Banyak orang sebenarnya bisa menggunakan “tangga” untuk memperbaiki nasibnya, tapi mereka tidak melakukan, hal inilah merupakan ketidakmauan mereka.
Sebenarnya kita bisa naik setingkat lebih ke atas, tapi tidak bergerak naik, malahan terperosok karena mengeluh dan mengasihani diri.
Beberapa hari yang lalu, saya membaca sebuah cerita:
Ada seseorang dimasa mudanya, telah dituduh oleh orang lain, sehingga masuk penjara selama 9 tahun. Kemudian kasus salah tuduh ini terpecahkan, dan akhirnya orang tersebut bisa keluar dari penjara.
Setelah keluar dari penjara dia mulai tak henti-hentinya mengecam dan mengutuk, “Alangkah malangnya saya ini, dimasa muda yang sedang berprestasi mengalami perlakuan yang tidak adil.
Tempat itu layaknya sama seperti neraka, sempit hingga sulit untuk membalikkan badan, sama sekali bukan tempat tinggal manusia.
“Satu-satunya jendela kecil yang berada di sana hampir tak tersinari oleh matahari. Di musim dingin anginnya menusuk tulang, di musim panas ada banyak nyamuk yang menggigit.”
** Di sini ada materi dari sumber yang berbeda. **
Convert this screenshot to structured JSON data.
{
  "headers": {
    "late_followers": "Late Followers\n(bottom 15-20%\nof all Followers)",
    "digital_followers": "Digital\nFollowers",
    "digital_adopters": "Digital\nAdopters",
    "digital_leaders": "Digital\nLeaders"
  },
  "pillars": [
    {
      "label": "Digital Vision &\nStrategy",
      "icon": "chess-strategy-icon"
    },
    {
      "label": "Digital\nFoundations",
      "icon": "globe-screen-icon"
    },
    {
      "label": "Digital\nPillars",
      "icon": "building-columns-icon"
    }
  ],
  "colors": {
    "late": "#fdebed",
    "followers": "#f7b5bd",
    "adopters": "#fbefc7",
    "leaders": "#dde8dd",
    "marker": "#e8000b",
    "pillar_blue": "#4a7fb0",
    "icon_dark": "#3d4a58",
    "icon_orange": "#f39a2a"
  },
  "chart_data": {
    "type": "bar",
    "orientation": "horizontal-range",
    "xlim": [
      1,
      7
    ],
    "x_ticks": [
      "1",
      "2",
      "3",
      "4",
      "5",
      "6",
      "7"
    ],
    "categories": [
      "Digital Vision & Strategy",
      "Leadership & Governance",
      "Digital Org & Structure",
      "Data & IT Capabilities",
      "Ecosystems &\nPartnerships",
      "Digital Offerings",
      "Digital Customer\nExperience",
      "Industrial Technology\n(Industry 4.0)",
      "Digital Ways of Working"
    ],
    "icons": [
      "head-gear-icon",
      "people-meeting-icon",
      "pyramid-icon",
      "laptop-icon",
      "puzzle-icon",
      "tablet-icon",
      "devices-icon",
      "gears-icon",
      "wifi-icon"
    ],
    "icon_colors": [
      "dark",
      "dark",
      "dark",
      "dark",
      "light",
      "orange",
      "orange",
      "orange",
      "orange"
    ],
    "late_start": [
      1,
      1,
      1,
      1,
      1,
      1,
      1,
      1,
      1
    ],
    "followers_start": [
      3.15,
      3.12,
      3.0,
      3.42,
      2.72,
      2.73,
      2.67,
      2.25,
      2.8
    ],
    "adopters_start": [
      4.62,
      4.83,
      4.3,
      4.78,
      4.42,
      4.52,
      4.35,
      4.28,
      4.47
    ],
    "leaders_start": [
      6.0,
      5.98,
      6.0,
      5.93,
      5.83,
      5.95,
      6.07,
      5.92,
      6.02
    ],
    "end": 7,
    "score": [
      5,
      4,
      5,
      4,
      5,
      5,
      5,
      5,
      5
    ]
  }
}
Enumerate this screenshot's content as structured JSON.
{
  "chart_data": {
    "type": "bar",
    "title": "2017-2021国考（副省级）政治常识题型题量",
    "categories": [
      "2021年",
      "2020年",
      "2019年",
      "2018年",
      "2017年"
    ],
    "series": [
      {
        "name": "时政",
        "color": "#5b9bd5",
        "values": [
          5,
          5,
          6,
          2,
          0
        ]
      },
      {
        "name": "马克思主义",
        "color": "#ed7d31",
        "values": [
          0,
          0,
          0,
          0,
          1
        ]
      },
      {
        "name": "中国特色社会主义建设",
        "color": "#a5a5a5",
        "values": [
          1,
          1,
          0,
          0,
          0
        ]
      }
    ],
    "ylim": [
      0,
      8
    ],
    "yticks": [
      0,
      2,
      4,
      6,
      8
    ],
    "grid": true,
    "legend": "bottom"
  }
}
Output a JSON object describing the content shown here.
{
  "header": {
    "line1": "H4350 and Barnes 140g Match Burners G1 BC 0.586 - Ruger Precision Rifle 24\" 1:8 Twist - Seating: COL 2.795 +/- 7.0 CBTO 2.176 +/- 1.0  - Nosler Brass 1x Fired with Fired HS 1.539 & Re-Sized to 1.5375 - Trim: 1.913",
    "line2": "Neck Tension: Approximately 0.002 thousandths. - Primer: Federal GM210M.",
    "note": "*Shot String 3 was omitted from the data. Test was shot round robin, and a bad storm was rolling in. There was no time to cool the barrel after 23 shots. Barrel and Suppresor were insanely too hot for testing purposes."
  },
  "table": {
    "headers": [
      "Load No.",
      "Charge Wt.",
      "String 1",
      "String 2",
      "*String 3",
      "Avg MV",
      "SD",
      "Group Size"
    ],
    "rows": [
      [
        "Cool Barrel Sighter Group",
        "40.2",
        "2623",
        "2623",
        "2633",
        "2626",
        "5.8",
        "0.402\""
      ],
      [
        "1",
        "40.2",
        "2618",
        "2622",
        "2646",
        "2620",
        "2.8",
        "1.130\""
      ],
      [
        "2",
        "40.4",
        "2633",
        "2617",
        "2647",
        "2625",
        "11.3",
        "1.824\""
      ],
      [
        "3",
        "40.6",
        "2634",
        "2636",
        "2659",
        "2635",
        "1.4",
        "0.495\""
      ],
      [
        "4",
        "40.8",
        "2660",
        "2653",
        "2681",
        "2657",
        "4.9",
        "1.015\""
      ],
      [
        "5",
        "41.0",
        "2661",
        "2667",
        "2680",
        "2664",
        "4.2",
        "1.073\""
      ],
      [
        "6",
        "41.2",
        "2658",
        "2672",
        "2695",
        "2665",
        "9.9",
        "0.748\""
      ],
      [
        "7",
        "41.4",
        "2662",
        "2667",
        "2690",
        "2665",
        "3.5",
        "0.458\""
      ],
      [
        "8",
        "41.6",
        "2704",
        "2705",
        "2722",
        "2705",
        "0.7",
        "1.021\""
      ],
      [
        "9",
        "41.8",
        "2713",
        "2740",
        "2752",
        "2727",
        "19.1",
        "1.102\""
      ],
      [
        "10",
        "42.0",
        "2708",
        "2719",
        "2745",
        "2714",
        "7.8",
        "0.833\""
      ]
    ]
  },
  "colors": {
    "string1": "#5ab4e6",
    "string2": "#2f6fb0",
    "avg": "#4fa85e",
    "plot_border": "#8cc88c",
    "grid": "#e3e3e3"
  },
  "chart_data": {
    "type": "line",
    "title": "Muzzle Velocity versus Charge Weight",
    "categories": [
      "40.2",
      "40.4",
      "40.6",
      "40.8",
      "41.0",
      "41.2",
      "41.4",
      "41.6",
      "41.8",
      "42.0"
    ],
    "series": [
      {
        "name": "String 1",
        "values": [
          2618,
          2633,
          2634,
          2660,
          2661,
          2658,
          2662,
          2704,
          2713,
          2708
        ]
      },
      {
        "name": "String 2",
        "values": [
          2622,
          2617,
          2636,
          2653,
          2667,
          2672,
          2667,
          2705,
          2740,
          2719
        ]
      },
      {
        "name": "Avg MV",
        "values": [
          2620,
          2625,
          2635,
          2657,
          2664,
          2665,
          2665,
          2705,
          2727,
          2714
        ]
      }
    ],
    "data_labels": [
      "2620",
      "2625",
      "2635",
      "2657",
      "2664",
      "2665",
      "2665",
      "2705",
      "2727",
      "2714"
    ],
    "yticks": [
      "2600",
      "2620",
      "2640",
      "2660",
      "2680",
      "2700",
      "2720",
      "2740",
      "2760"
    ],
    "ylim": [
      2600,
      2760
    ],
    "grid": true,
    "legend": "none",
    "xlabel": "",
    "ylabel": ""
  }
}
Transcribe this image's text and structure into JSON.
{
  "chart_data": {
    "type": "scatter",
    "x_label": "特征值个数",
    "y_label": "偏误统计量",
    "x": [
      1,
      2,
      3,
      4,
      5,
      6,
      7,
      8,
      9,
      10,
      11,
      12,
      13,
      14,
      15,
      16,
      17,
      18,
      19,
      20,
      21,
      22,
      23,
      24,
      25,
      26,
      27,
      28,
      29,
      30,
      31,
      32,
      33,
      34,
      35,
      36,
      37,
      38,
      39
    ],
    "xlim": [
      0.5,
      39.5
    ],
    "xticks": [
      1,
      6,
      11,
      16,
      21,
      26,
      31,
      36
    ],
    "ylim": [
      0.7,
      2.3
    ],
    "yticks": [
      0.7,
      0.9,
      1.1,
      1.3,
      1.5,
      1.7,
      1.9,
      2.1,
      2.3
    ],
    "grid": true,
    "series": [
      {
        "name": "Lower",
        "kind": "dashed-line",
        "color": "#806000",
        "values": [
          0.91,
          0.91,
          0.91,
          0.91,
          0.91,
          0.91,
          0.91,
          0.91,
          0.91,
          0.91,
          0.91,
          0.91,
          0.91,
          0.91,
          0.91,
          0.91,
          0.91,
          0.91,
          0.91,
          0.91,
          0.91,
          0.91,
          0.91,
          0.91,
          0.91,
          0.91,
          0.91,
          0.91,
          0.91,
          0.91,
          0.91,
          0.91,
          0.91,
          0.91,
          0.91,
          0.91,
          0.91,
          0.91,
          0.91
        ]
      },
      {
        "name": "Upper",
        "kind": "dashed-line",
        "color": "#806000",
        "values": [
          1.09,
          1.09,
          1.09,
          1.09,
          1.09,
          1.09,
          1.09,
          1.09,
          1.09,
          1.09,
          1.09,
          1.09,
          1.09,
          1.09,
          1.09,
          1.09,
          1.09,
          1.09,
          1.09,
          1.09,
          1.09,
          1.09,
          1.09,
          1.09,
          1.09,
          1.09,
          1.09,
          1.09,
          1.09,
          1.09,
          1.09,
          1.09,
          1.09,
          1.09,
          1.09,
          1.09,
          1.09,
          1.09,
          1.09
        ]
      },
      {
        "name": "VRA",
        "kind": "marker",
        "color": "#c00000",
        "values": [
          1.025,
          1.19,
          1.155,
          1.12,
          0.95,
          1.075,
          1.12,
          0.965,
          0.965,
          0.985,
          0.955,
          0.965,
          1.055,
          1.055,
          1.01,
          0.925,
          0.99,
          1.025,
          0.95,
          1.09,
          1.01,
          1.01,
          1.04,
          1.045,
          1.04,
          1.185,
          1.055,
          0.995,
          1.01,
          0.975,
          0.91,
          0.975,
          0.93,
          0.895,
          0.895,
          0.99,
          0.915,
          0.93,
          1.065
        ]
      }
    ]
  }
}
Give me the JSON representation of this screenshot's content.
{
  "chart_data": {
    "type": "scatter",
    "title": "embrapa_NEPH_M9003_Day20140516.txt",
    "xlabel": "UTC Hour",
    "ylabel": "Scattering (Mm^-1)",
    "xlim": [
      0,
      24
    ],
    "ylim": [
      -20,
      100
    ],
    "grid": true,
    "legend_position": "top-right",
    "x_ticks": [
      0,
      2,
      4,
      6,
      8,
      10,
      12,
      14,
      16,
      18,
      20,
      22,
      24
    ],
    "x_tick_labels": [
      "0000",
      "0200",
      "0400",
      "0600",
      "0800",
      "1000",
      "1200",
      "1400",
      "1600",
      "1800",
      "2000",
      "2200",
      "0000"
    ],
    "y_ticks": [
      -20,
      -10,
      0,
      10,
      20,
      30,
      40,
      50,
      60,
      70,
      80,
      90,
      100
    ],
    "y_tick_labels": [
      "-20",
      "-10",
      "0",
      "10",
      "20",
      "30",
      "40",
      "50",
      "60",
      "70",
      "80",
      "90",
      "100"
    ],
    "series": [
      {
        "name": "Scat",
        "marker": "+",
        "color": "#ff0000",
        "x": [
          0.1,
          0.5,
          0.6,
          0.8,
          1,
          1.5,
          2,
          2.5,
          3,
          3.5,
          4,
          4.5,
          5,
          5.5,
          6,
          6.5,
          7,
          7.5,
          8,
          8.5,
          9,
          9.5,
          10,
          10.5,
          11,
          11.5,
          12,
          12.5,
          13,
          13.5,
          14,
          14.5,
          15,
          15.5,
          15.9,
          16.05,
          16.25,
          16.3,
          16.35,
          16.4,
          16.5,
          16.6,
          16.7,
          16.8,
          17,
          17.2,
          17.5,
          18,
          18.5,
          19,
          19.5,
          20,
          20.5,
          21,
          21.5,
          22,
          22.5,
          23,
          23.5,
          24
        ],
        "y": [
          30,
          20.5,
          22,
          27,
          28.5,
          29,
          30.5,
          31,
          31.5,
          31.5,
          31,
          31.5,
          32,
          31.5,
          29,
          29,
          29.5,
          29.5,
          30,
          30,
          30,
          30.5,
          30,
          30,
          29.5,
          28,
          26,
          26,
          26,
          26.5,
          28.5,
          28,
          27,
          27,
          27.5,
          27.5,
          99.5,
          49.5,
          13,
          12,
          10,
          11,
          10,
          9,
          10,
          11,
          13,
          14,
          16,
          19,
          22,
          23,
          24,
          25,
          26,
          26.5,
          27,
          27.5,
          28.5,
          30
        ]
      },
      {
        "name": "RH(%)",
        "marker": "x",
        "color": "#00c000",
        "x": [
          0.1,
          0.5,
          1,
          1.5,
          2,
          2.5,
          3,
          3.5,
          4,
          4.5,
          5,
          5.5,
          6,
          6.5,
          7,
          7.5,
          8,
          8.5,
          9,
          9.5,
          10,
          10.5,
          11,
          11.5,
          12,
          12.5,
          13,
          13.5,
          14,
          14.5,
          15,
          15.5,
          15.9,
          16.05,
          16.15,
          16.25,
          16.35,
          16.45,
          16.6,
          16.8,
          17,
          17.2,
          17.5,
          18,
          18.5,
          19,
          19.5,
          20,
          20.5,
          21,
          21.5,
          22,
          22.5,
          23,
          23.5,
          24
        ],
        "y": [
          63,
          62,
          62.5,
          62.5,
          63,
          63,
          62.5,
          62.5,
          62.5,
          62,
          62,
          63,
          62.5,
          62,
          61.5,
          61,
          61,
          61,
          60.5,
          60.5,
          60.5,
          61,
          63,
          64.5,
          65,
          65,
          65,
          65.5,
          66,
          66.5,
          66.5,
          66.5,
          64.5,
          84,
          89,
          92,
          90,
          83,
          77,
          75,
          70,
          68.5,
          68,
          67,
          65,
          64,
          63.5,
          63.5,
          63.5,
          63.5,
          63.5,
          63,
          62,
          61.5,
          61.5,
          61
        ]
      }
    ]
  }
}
“Saya sungguh tidak mengerti, mengapa Tuhan tidak menghukum orang yang telah memfitnah saya itu, walaupun orang itu dicincang ribuan kali, juga tidak akan melepaskan dendam sakit hati saya!”
Sahabat, Mengutuk kemalangan tidak bisa membawakan kebahagiaan. Mengapa kita harus mengutuk dan mengeluh ketika dihadapkan pada kesengsaraan dan kemalangan.
Fungsi tangga bukan agar orang bisa berdiri di atasnya, tapi digunakan untuk dapat memanjat ke atas. Nasib yang sengsara dan menyedihkan juga bukan agar seseorang bisa menerima kesengsaraan begitu saja, tapi agar orang bisa melewati kesengsaraan itu dan bangkit, jika tangga digunakan untuk meningkat ke atas, maka dia akan menjadi batu penyanggah.
Tangga membuat saya bisa memanjat keatap rumah yang paling tinggi, Saya dapat melihat pemandangan yang sangat indah. Dengan Tangga saya mampu meraih sesuatu yang tidak mampu saya capai dengan tangan saya sendiri.
Nasib sama halnya dengan sebuah tangga. Dengan tangga Anda bisa mencapai tingkat lebih tinggi. Tetapi jika Anda terikat pada tangga, atau mengalihkan tangga itu, maka bagaimana Anda bisa meningkat ke tingkatan yang lebih tinggi?
Tangga kehidupan adalah daya ungkit yang luar biasa agar kita mampu mencapai yang lebih baik dan lebih baik lagi.